A judge blocks the demolition of a groundbreaking Iowa art installation

DES MOINES, Iowa (AP) — A federal judge has temporarily blocked plans to remove a nationally known outdoor artwork that borders a pond in a Des Moines city park, finding the New York artist who created the work is likely to succeed in her argument that destroying the work would violate her contract with a local art center.

U.S. District Court Judge Stephen Locher ordered the temporary restraining order Monday afternoon after hearing arguments earlier in the day about the Des Moines Art Center’s plans to remove the artwork, called Greenwood Pond: Double Site. The center had planned to begin a roughly three-month process of draining the pond and tearing out the artwork this week.

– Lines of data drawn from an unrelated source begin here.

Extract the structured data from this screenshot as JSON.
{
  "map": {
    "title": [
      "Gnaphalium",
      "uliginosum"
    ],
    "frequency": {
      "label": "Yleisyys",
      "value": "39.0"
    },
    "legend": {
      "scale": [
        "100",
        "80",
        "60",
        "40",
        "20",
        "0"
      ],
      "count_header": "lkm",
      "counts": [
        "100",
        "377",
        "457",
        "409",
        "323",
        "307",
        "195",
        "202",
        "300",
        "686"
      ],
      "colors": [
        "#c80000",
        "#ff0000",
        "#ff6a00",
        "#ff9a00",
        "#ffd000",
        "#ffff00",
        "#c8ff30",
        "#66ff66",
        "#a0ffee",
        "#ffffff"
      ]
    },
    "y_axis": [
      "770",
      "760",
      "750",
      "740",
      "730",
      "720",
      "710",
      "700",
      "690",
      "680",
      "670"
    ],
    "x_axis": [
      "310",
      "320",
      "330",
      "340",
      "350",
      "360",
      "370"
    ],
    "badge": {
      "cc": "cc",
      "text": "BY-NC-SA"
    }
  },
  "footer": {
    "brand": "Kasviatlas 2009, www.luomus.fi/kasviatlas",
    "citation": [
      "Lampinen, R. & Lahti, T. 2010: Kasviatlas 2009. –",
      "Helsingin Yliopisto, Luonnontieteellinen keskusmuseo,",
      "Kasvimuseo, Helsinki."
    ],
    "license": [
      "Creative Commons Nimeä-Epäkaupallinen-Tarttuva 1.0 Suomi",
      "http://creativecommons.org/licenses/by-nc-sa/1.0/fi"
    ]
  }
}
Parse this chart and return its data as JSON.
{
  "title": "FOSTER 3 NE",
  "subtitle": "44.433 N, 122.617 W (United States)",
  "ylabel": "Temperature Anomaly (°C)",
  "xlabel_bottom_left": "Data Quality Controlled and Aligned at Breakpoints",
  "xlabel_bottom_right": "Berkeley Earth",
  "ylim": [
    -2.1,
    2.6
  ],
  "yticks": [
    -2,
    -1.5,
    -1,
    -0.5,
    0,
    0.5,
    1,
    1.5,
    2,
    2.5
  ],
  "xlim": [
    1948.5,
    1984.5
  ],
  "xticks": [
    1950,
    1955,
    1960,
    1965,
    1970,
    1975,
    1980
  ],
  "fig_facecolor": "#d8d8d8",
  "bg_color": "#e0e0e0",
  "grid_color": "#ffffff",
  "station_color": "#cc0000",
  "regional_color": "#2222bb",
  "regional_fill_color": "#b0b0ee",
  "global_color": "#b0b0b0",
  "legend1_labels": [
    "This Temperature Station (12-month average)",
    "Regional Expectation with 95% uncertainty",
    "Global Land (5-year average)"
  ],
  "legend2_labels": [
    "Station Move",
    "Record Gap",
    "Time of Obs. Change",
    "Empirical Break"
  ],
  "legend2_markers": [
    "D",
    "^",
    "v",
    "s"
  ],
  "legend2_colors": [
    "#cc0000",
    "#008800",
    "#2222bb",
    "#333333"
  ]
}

Officials at the art center say the work, completed in 1996, has deteriorated beyond repair and now is hazardous to park visitors. The artwork offers different perspectives of Greenwood Pond, including wooden decks over the water and walkways that let people see the water and wetlands at eye-level and from above.

The work is seen as a highlight of land artist Mary Miss. Other artists and arts organizations across the country have expressed outrage about plans to remove the installation rather than try to raise money for repairs.

Miss has argued the art center hasn’t kept her informed about the work she created and would violate a contract that requires the wood, concrete and metal artwork to be maintained and not removed without her permission.

“I am pleased and relieved by Judge Locher’s decision not only for what it has done for Greenwood Pond: Double Site, but because it reaffirms the rights of all artists and the integrity of their legacies,” Miss said in a statement. “Let’s use this opportunity to reach an outcome of which we can all be proud.”

Art center officials, who have estimated it would cost $2.6 million to repair the artwork, said public safety was its top concern but it would abide by the court-ordered pause. Much of the artwork now is surrounded by fencing.

“We respect the court’s decision, and we will be pausing plans to remove the artwork from Greenwood Park,” the art center said in a statement. “The sections declared dangerous and unsalvageable will remain enclosed in protective fencing.

The judge will set a hearing later for Miss’ request for a preliminary injunction to continue a delay to demolition plans while the contract dispute works through the courts.